Improved Context Management: Better strategies for selecting which article portions to include in context would maximize information density. Multi-hop reasoning across multiple articles would enable more sophisticated answers.

User Features: Citation management, export functionality, query history, and personalization would enhance the user experience.

Comparison to Modern RAG Systems

Doris predates many commercial RAG systems but implements many of the same core concepts. Modern systems might use vector databases instead of keyword search, but the fundamental pattern—retrieve relevant information, augment the prompt, generate a grounded response—remains consistent.

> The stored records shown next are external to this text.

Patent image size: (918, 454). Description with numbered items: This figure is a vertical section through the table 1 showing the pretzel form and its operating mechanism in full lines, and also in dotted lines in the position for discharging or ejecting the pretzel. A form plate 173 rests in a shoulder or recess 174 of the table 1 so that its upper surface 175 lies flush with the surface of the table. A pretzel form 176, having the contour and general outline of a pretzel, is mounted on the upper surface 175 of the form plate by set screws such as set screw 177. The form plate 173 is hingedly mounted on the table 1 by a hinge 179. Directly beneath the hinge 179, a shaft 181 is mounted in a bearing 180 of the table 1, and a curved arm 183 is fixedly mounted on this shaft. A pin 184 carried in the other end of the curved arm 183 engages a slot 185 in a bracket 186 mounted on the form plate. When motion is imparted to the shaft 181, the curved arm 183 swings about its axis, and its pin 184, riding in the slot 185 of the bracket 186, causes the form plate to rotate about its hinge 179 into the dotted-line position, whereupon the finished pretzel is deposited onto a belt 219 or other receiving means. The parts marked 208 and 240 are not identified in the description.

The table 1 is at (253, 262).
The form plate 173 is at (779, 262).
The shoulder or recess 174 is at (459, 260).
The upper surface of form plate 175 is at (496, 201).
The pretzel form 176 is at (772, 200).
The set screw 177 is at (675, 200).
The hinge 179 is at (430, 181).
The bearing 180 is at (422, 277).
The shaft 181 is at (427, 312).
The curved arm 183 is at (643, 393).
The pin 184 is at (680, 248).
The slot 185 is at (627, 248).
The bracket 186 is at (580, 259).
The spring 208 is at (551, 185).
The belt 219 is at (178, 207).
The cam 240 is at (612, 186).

What makes Doris particularly interesting is its local-first approach. While many RAG systems rely on cloud services for both the knowledge base and the LLM, Doris demonstrates that substantial knowledge can be processed and stored locally, with only the LLM inference requiring external services (and even that could be localized with appropriate models).

Open Source Availability

Doris is open source and available on GitHub at github.com/andrewcampi/doris. The repository includes all pipeline scripts, agent implementation, both user interfaces, and comprehensive setup documentation.

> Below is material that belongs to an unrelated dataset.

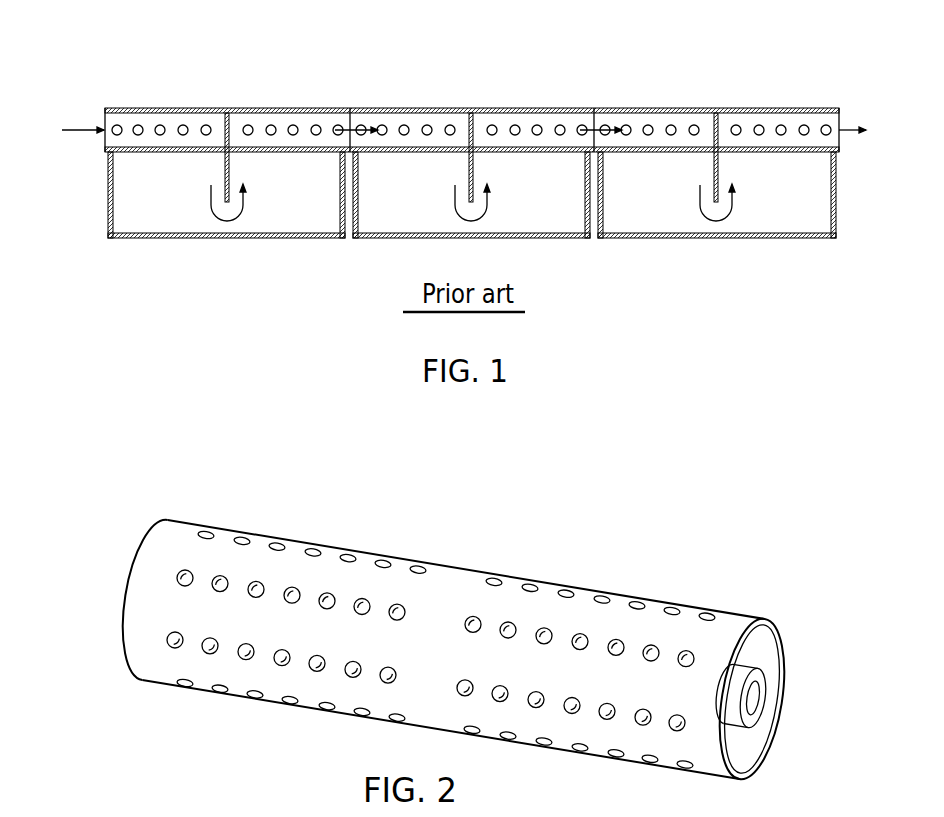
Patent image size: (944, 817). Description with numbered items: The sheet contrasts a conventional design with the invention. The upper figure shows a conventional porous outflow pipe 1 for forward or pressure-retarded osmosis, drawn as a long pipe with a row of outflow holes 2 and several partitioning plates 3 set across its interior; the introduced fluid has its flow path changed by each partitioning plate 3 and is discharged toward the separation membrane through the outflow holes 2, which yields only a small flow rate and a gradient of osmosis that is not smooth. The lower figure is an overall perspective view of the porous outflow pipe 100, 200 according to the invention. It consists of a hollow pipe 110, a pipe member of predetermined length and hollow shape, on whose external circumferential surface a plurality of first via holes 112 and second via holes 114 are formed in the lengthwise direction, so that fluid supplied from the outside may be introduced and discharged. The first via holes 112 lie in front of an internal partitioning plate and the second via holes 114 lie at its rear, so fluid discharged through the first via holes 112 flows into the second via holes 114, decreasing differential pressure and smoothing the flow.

The project serves as both a functional tool and an educational resource for those interested in building their own RAG systems, processing large datasets, or implementing LangChain agents. The code is well-commented, making it accessible for learning and adaptation to other use cases.

Doris represents a comprehensive exploration of modern AI assistant technology, demonstrating how large-scale data processing, intelligent information retrieval, and agent-based AI can combine to create capable, locally-hosted knowledge systems. The project showcases technical breadth across multiple domains while maintaining practical functionality as a working AI librarian.